Слух о предательстве Луши и связи её с полицейским приставом полетел по всем закоулкам железнодорожной слободы. В какие-то сутки всё было известно повсюду — в мастерских и депо, на вокзале, среди машинистов, проводников, носильщиков и вокзальных официантов.

С Лушиной матерью, не говоря ей ни слова, перестали здороваться, все от неё отвернулись. Только буфетчик заговорил с ней небывало внимательно.

— Дочку просватала, Катерина Порфирьевна, да молчишь! — сказал он. — Родного отца у девицы ведь нету. Зови в посаженые, что ли! А на ентих-то ты не гляди! — попытался утешить он. — Наплюй на всю злобу. Нынче зять пристав, а завтра и выше пойдёт! Небось и тебе отдохнуть ведь пора. Дочку вырастила на утешение и радость…

Мать, приходя усталая после работы и до света уходя, не замечала Лушиной мрачной замкнутости. Но дня через два, застав ее над каким-то письмом поздно ночью, не утерпела, заговорила:

— Слава богу, доченька, всё порешили! Да пусть там другие от зависти злобятся. Говорят, я тебя продала. А я ему: «Вы бы рады своих так «продать», да не купят, не купят! Цена не та вашим девкам! Моя-то емназию кончит, и барыней станет, и Меня приютит на старость! Не зря я из кожи лезла…» Луша молчала.

— Ты скажи, до чего ведь дошли, — продолжала мать. — К буфетчику заявились, чтобы мне указал самой уходить из буфета. Как же! Послушаюсь их! Я говорю: «Вот как свадебку дочкину справлю, тогда и уйду, стану барыней жить, внуков нянчить, а покуда сама не схочу, вы мне все не указ!»

— Замолчи! — вдруг вскочив, как в припадке, крикнула Луша. — Молчи, окаянная ведьма! Ведь дочь я родная тебе. Так что же ты за меня не вступилась?! Как же ты в глаза им не плюнула за такую обиду?! Неужто думала вправду отдать меня за собаку?!

Мать обалдело молчала. Она никогда не видала Лушу в таком состоянии. «Зная, что мать действительно лезет из собственной кожи, чтобы дать ей образование, Луша всегда была с ней почтительной, нежной, тихой, во всем подчинялась ей, заботливо делая все по дому, редко позволяла себе развлечения, не выражая ни в чем непокорности. Только из-за сватовства пристава и вышла у них чуть ли не первая в жизни ссора, когда Луша твёрдо сказала матери «нет».

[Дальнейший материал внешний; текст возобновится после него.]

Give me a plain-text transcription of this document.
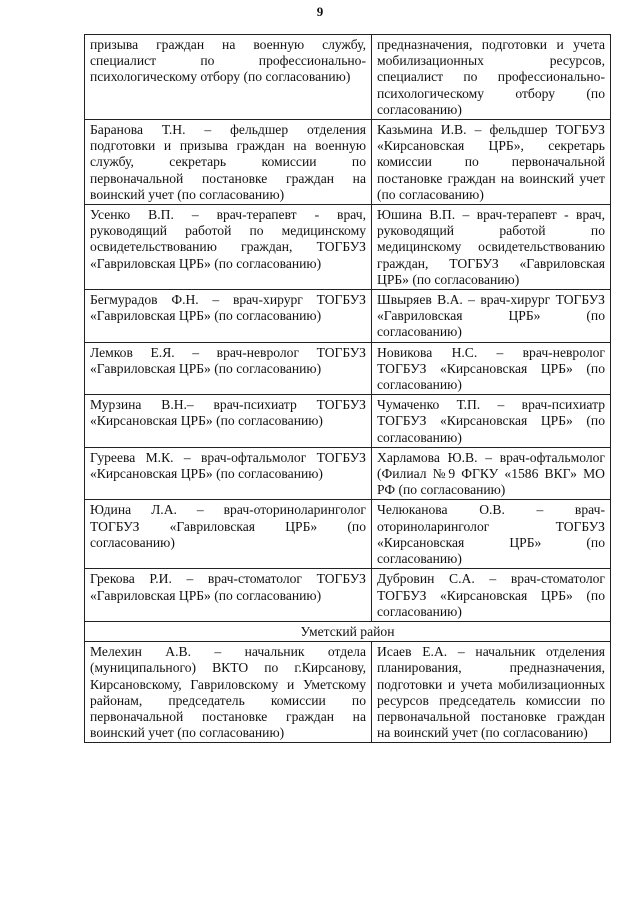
9
призыва граждан на военную службу, специалист по профессионально-психологическому отбору (по согласованию)	предназначения, подготовки и учета мобилизационных ресурсов, специалист по профессионально-психологическому отбору (по согласованию)
Баранова Т.Н. – фельдшер отделения подготовки и призыва граждан на военную службу, секретарь комиссии по первоначальной постановке граждан на воинский учет (по согласованию)	Казьмина И.В. – фельдшер ТОГБУЗ «Кирсановская ЦРБ», секретарь комиссии по первоначальной постановке граждан на воинский учет (по согласованию)
Усенко В.П. – врач-терапевт - врач, руководящий работой по медицинскому освидетельствованию граждан, ТОГБУЗ «Гавриловская ЦРБ» (по согласованию)	Юшина В.П. – врач-терапевт - врач, руководящий работой по медицинскому освидетельствованию граждан, ТОГБУЗ «Гавриловская ЦРБ» (по согласованию)
Бегмурадов Ф.Н. – врач-хирург ТОГБУЗ «Гавриловская ЦРБ» (по согласованию)	Швыряев В.А. – врач-хирург ТОГБУЗ «Гавриловская ЦРБ» (по согласованию)
Лемков Е.Я. – врач-невролог ТОГБУЗ «Гавриловская ЦРБ» (по согласованию)	Новикова Н.С. – врач-невролог ТОГБУЗ «Кирсановская ЦРБ» (по согласованию)
Мурзина В.Н.– врач-психиатр ТОГБУЗ «Кирсановская ЦРБ» (по согласованию)	Чумаченко Т.П. – врач-психиатр ТОГБУЗ «Кирсановская ЦРБ» (по согласованию)
Гуреева М.К. – врач-офтальмолог ТОГБУЗ «Кирсановская ЦРБ» (по согласованию)	Харламова Ю.В. – врач-офтальмолог (Филиал №9 ФГКУ «1586 ВКГ» МО РФ (по согласованию)
Юдина Л.А. – врач-оториноларинголог ТОГБУЗ «Гавриловская ЦРБ» (по согласованию)	Челюканова О.В. – врач-оториноларинголог ТОГБУЗ «Кирсановская ЦРБ» (по согласованию)
Грекова Р.И. – врач-стоматолог ТОГБУЗ «Гавриловская ЦРБ» (по согласованию)	Дубровин С.А. – врач-стоматолог ТОГБУЗ «Кирсановская ЦРБ» (по согласованию)
Уметский район	
Мелехин А.В. – начальник отдела (муниципального) ВКТО по г.Кирсанову, Кирсановскому, Гавриловскому и Уметскому районам, председатель комиссии по первоначальной постановке граждан на воинский учет (по согласованию)	Исаев Е.А. – начальник отделения планирования, предназначения, подготовки и учета мобилизационных ресурсов председатель комиссии по первоначальной постановке граждан на воинский учет (по согласованию)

Мать не стала её неволить. Только теперь, со стороны, услыхала она о согласии Луши на замужество, и мать была счастлива таким поворотом дела, радовалась и торжествовала даже тогда, когда с ней перестали кланяться на вокзале.

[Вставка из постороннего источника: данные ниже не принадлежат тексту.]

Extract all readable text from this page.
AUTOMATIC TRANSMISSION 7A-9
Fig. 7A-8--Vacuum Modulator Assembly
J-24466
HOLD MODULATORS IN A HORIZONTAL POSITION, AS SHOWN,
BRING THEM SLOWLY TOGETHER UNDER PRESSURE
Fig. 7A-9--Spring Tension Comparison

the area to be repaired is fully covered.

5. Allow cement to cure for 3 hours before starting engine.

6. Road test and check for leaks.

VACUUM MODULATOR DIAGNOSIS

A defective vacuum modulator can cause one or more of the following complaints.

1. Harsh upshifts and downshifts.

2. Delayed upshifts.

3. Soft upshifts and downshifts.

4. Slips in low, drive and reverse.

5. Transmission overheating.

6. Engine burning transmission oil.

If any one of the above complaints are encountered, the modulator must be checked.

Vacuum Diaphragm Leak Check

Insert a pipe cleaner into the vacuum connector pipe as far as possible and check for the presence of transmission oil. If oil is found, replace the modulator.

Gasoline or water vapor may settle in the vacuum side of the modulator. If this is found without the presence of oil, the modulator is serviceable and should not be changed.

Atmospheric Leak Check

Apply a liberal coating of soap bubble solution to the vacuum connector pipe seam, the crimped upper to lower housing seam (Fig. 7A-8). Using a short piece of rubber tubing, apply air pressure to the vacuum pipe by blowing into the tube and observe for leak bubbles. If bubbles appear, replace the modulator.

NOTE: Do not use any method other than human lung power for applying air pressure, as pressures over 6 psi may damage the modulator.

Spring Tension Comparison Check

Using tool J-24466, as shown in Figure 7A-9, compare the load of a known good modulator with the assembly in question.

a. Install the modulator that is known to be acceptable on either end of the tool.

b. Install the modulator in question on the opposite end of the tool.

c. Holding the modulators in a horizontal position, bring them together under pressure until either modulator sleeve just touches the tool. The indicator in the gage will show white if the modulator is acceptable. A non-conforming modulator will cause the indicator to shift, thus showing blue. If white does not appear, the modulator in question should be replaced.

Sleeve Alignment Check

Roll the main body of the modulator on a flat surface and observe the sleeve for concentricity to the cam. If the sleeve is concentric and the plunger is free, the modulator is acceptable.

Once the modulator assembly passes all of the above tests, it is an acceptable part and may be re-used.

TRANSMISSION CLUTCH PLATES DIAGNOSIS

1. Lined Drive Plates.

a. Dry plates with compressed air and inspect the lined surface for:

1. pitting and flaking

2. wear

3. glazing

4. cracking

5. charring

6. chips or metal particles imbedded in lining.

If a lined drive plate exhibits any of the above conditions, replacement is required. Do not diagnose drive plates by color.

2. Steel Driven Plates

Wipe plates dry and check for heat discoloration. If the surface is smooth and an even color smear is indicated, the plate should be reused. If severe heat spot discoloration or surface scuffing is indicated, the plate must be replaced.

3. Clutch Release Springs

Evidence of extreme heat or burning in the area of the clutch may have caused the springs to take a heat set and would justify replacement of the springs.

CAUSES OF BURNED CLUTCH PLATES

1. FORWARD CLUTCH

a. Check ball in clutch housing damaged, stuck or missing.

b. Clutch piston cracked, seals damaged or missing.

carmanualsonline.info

— Да, Лушка, ты что?! Кто тебя укусил? За какую такую собаку я тебя отдаю?! Хороший жених нашелся, а кому не по нраву, того к себе в гости просить не станем — и все!.. Слышно, Любка к тебе приходила? Да что на ней, свет сошелся? Какая тебе, образованной барышне, в Любке, в девке фабричной, корысть? Али нету других-то подружек?!

— Замолчи! Замолчи! Замолчи!! — исступленно кричала Луша.

Она захлопнула дверь к себе в комнатку, и долго вздрагивала от ее плача тонкая переборочка комнаты, вплотную к которой стояла кровать Луши.

Мать испуганно замерла, прислушиваясь возле двери и не смея ложиться почти до утра.

Утром она не слыхала, как Луша ушла в гимназию. Всё приготовила Луше, сварила ей на третье кисель, чтобы не шла за обедом к ней на работу. Накрыла салфеткой прибор, как в буфете к приходу начальства, всюду вытерла пыль, постаралась во всем проявить заботу и ласку. Если бы бог надоумил грамотой, написала бы ей материнское нежное слово с благословением, но знала характер дочери, знала, что Луша поймет все и так, без письма, да еще прибежит к вечерку повидаться хоть на минуточку в тесную, душную судомойку вокзального буфета…

 

 

Никита с Наташей садились за ужин, когда к ним в окошко раздался отчаянный стук. Никита встал, отпер дверь, и в комнату в слезах ворвалась с коньками на ремешках растрепанная, исступленная Любка. Не раздеваясь, упала она на диван и забилась в истерике.

Наташа кинулась подавать ей воды. Никита сел возле неё на диван.

— Что случилось, Любашка? Любашка?! — теребил он Любу, уже понимая смутно, что слёзы её как-то связаны с Лушей.

— Что, что я наделала, сучка такая, проклятая, окаянная стерва?! Что я натворила по вашему научению?! Все ты научал меня, ты! Все ты виноват! — кричала она, обливаясь слезами. — Оболгали мы Лушку, теперь умирает в больнице… Она ведь мне больше вас всех, как сестрёнка родная! Лушка, березонька, девонька, сладость моя, сестрица!..

— Постой, погоди! Отчего умирает? Ты толком скажи, — добивался Никита.

— Я во всём виновата, вот отчего! На улице подобрали её всю во рвоте. Отравилась она, понимаешь?! Вот мы её до чего довели… Умирает!! — кричала Любка.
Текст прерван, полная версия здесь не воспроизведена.